Clearly, our democracy did not work this way with respect to Covid-19.  Liberals have of course blamed the incompetence and irresponsibility of the Trump administration for nearly everything that has gone wrong with Covid-19 policy.  But without defending Trump, I think it is time for the mostly-liberal professional class that designed, implemented, and advocated for social isolation policies to engage in some introspection about its own behavior.

Instead of having an open, reasoned policy debate, and a fair balancing of values and interests, this professional class of “experts” arrogated decision making power to itself, while failing to acknowledge the influence of its own class biases and interests on the policies it adopted.  And since the lockdowns began, we have seen mainstream media organs such as the New York Times abandon intellectual honesty, and instead act as cheerleaders for “expert”-determined policies, while seemingly regarding frightening people into compliance with these policies as a public service they are providing.

It is true that social isolation polices have sparked widespread opposition in some parts of the country.  But this opposition has largely been grounded in knee jerk defiance of liberal elites, blind loyalty to our former president, and scorn for expert opinion, rather than a willingness to challenge and engage with it.

Covid-19 is not the last crisis of its kind that our society will face.  Scientists have been warning for decades that the combined effects of climate change and globalization will make pandemics more frequent occurrences.  What if we face a new viral threat every five to ten years?  Will we live in a permanent state of lockdown?

Moreover, it seems likely that we will experience a series of economic and ecological crises in the coming years.  If we respond to every new crisis the way we have responded to Covid-19, with panicked overreaction, a single-minded focus on eradicating the immediate threat with no thought for the long-term consequences, and an unwillingness or inability to face up to hard choices, we will leave our children and grandchildren with a society that is sadly diminished, and hardly worth living in.  If our only political choices are the self-satisfied consensus of the experts, or a defiant, anti-intellectual opposition, if every new crisis tears the country further apart, we will weaken our democracy, perhaps to the breaking point.

I will admit I am pessimistic that we will change course on Covid-19 policy anytime soon, not as long as vaccine rollouts give people hope that life will return to something resembling normal by this summer.

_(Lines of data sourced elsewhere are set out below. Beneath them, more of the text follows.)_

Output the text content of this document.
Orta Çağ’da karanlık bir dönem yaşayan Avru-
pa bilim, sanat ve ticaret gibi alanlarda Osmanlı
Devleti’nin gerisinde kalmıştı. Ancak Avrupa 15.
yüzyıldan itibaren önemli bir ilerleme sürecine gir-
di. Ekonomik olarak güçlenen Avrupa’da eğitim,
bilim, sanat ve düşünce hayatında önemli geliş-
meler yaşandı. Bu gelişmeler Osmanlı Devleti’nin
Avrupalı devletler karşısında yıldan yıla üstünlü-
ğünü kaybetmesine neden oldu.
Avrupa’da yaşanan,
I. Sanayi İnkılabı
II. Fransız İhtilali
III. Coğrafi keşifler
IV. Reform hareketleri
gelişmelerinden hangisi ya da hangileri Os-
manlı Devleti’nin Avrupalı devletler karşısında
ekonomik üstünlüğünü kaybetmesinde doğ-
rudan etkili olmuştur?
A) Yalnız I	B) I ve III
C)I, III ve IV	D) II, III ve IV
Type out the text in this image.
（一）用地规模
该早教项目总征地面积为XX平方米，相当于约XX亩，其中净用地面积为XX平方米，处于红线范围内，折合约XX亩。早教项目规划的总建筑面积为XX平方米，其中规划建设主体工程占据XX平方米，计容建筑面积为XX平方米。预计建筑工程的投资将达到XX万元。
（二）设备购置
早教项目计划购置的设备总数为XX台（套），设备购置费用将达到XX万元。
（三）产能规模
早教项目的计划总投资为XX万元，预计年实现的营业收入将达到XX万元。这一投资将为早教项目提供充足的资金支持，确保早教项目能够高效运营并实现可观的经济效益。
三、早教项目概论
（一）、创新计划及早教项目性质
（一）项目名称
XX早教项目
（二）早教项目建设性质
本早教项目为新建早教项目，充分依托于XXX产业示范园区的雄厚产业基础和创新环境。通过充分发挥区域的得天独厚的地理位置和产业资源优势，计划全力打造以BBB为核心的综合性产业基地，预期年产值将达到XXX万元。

But the advent of this blog gives me hope that we may find our way towards both a better decision making process and better policy outcomes in the future.  I am no under no illusion that the blog will appeal to supporters of our former president—nor is it primarily a space for political debate.  But for those who are also troubled by the issues I raised in the Gazette last summer, it should serve as a welcome space for developing an accurate understanding of the science of Covid-19, for holding the experts and the media accountable, and perhaps in the not-too-distant future, for a re-evaluation of Covid-19 policy, which may then form the basis for a better approach to future crises.

Michael Alterman

Michael Alterman holds an A.B. in Social Studies from Harvard College, and an M.A. in Urban and Environmental Policy from Tufts University.  He lives in Chesterfield, and is a student of American history and politics.